Saturday or Sunday lunch
- Salad greens with a black bean succotash (sweet corn, chopped peppers, tomatoes, cilantro)
Weekend cooking (for the week ahead)
- Meze platter: hummos, baba ganoush (eggplant), tabbouli (parsley), roasted red peppers.
- Tomato confit: a great way to preserve the multitude of tomatoes that arrive in late summer
The peaches and green beans are easy and kid friendly, so they will be gone by Tuesday.
This is just one variation, but the fun is coming up with the possibilities. I can spend hours plugging ingredients into Gojee for inspiration or looking through Alice Water’s cookbook, Chez Panisse Vegetables. Once you have determined the basic meals you can make from your share, you can fill in the rest of your grocery list. Do you want grilled chicken with your salad? Pasta with your confit? The rest of the grocery shopping can be done on Friday or Saturday and the bulk of your cooking on the weekend. Easy Peasy, right? In theory, that is.
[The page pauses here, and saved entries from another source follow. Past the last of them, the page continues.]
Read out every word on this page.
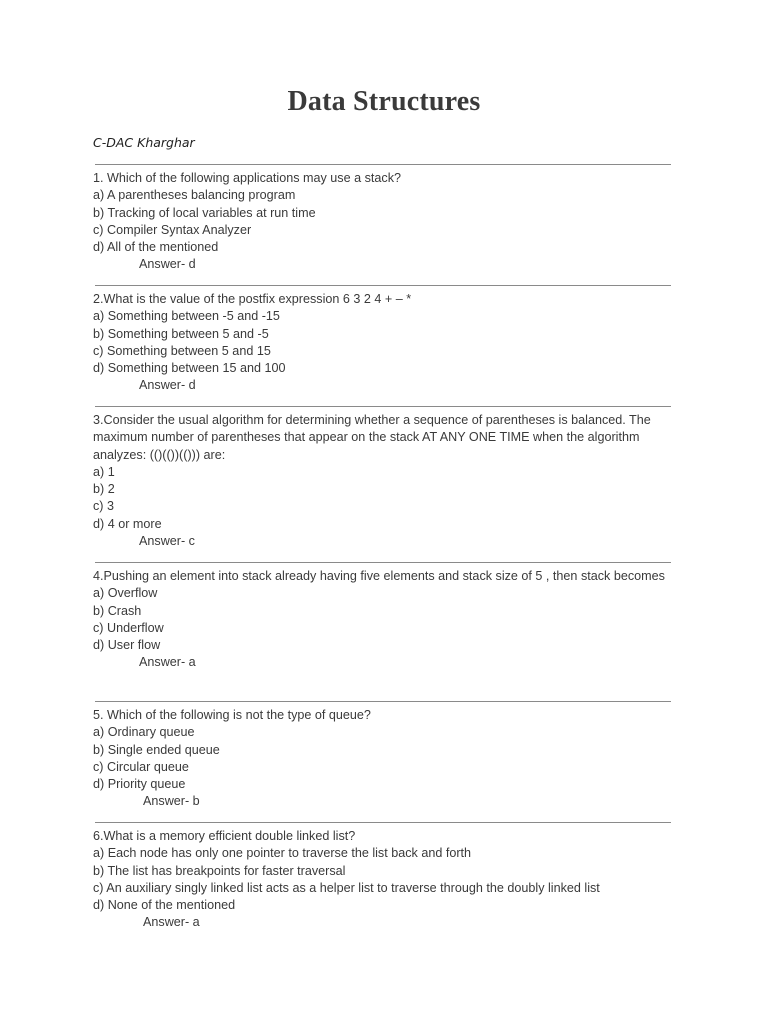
Data Structures
C-DAC Kharghar
1. Which of the following applications may use a stack?
a) A parentheses balancing program
b) Tracking of local variables at run time
c) Compiler Syntax Analyzer
d) All of the mentioned
Answer- d
2.What is the value of the postfix expression 6 3 2 4 + – *
a) Something between -5 and -15
b) Something between 5 and -5
c) Something between 5 and 15
d) Something between 15 and 100
Answer- d
3.Consider the usual algorithm for determining whether a sequence of parentheses is balanced. The maximum number of parentheses that appear on the stack AT ANY ONE TIME when the algorithm analyzes: (()(())(())) are:
a) 1
b) 2
c) 3
d) 4 or more
Answer- c
4.Pushing an element into stack already having five elements and stack size of 5 , then stack becomes
a) Overflow
b) Crash
c) Underflow
d) User flow
Answer- a
5. Which of the following is not the type of queue?
a) Ordinary queue
b) Single ended queue
c) Circular queue
d) Priority queue
Answer- b
6.What is a memory efficient double linked list?
a) Each node has only one pointer to traverse the list back and forth
b) The list has breakpoints for faster traversal
c) An auxiliary singly linked list acts as a helper list to traverse through the doubly linked list
d) None of the mentioned
Answer- a
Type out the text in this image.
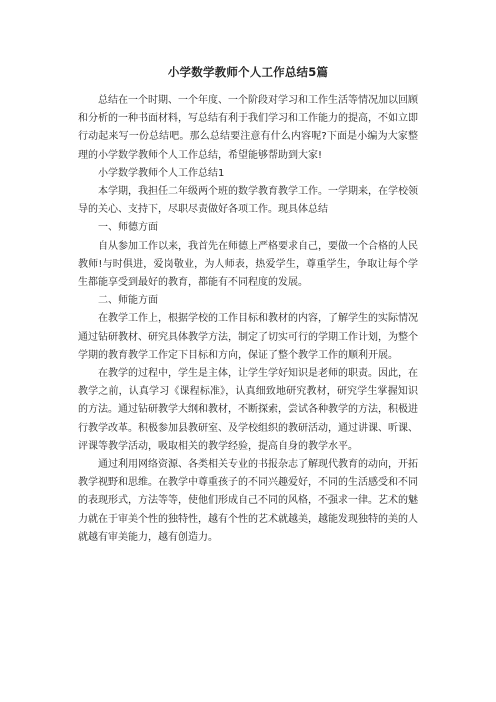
小学数学教师个人工作总结5篇

总结在一个时期、一个年度、一个阶段对学习和工作生活等情况加以回顾和分析的一种书面材料，写总结有利于我们学习和工作能力的提高，不如立即行动起来写一份总结吧。那么总结要注意有什么内容呢?下面是小编为大家整理的小学数学教师个人工作总结，希望能够帮助到大家!

小学数学教师个人工作总结1

本学期，我担任二年级两个班的数学教育教学工作。一学期来，在学校领导的关心、支持下，尽职尽责做好各项工作。现具体总结

一、师德方面

自从参加工作以来，我首先在师德上严格要求自己，要做一个合格的人民教师!与时俱进，爱岗敬业，为人师表，热爱学生，尊重学生，争取让每个学生都能享受到最好的教育，都能有不同程度的发展。

二、师能方面

在教学工作上，根据学校的工作目标和教材的内容，了解学生的实际情况通过钻研教材、研究具体教学方法，制定了切实可行的学期工作计划，为整个学期的教育教学工作定下目标和方向，保证了整个教学工作的顺利开展。

在教学的过程中，学生是主体，让学生学好知识是老师的职责。因此，在教学之前，认真学习《课程标准》，认真细致地研究教材，研究学生掌握知识的方法。通过钻研教学大纲和教材，不断探索，尝试各种教学的方法，积极进行教学改革。积极参加县教研室、及学校组织的教研活动，通过讲课、听课、评课等教学活动，吸取相关的教学经验，提高自身的教学水平。

通过利用网络资源、各类相关专业的书报杂志了解现代教育的动向，开拓教学视野和思维。在教学中尊重孩子的不同兴趣爱好，不同的生活感受和不同的表现形式，方法等等，使他们形成自己不同的风格，不强求一律。艺术的魅力就在于审美个性的独特性，越有个性的艺术就越美，越能发现独特的美的人就越有审美能力，越有创造力。
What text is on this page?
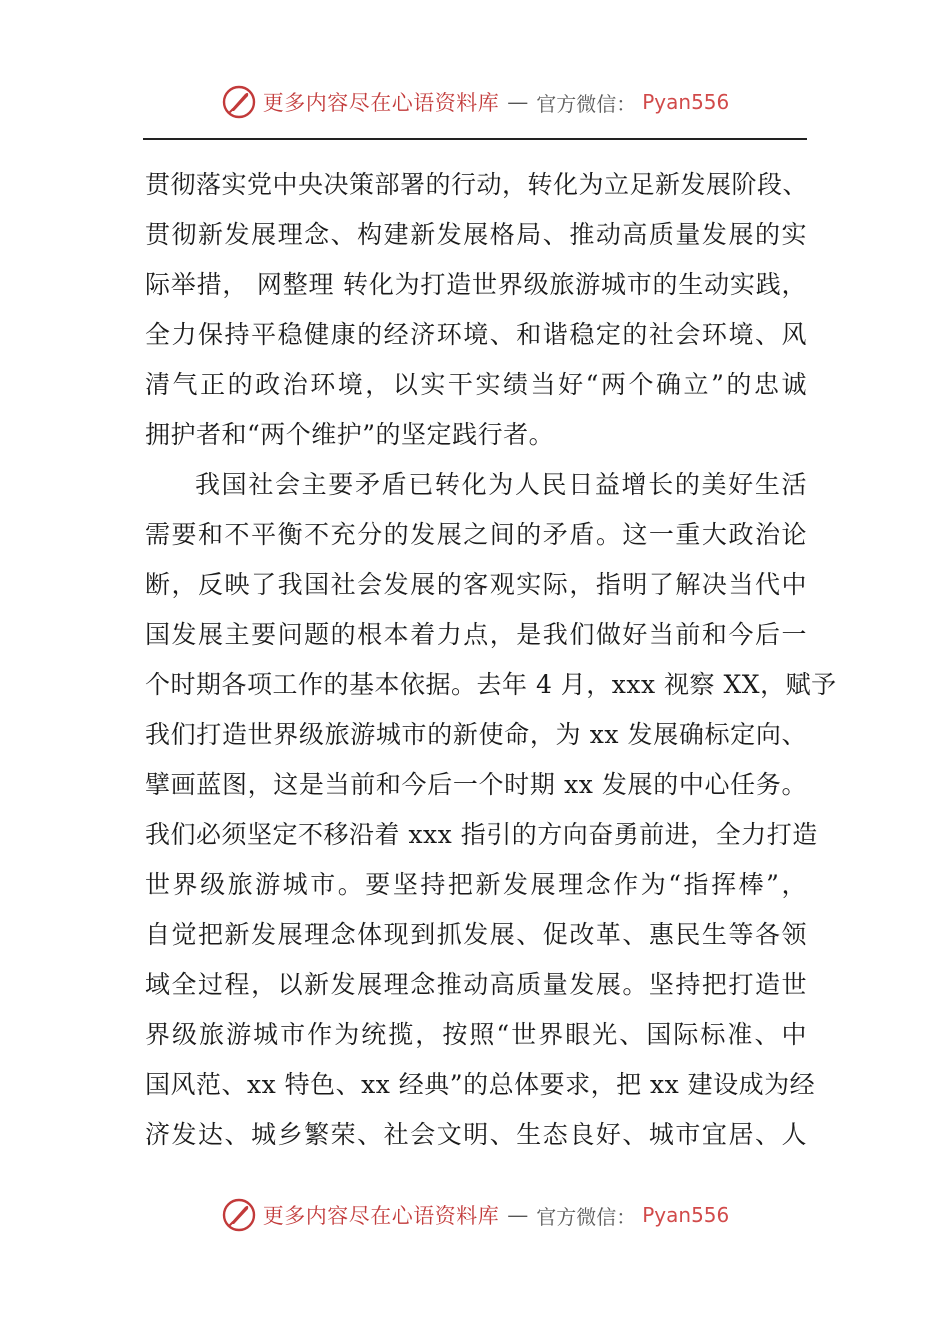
更多内容尽在心语资料库 — 官方微信： Pyan556
贯彻落实党中央决策部署的行动，转化为立足新发展阶段、
贯彻新发展理念、构建新发展格局、推动高质量发展的实
际举措， 网整理 转化为打造世界级旅游城市的生动实践，
全力保持平稳健康的经济环境、和谐稳定的社会环境、风
清气正的政治环境，以实干实绩当好“两个确立”的忠诚
拥护者和“两个维护”的坚定践行者。
我国社会主要矛盾已转化为人民日益增长的美好生活
需要和不平衡不充分的发展之间的矛盾。这一重大政治论
断，反映了我国社会发展的客观实际，指明了解决当代中
国发展主要问题的根本着力点，是我们做好当前和今后一
个时期各项工作的基本依据。去年 4 月，xxx 视察 XX，赋予
我们打造世界级旅游城市的新使命，为 xx 发展确标定向、
擘画蓝图，这是当前和今后一个时期 xx 发展的中心任务。
我们必须坚定不移沿着 xxx 指引的方向奋勇前进，全力打造
世界级旅游城市。要坚持把新发展理念作为“指挥棒”，
自觉把新发展理念体现到抓发展、促改革、惠民生等各领
域全过程，以新发展理念推动高质量发展。坚持把打造世
界级旅游城市作为统揽，按照“世界眼光、国际标准、中
国风范、xx 特色、xx 经典”的总体要求，把 xx 建设成为经
济发达、城乡繁荣、社会文明、生态良好、城市宜居、人
更多内容尽在心语资料库 — 官方微信： Pyan556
Thursday: Pick up share and process your vegetables. I’m always amazed at how long it takes to properly put away food. Thursday has become taco truck night at our house because, frankly, who can cook when you have all that freaking produce to wash, prep and put away? The proper storage of fruits and vegetables is a lost art in the modern world – a topic I will address in an upcoming post. Suffice it to say, not everything goes in the fridge.
Friday: cook the delicious meal that you have been thinking about since Wednesday. Appreciate the awesome freshness of your bok choi.
Saturday/Sunday: Use up the rest of the share in your weekend cooking: preparing staples and foods you can eat all week. This, too, will be dealt with in greater length very soon.
Monday – Wednesday: enjoy the foods you started preparing over the weekend. Get a new list, and think up some more meals.
Of course, this is a perfect world scenario. Inevitably, something will go wrong. You go out on Friday night, have plans Saturday. The cooking never materializes, etc. Here you have a couple of options: gift the produce you know you won’t use to your neighbors (if they’re into that kind of thing) and compost what goes bad. At least, then you are feeding it to your plants!
How do you optimize your CSA produce?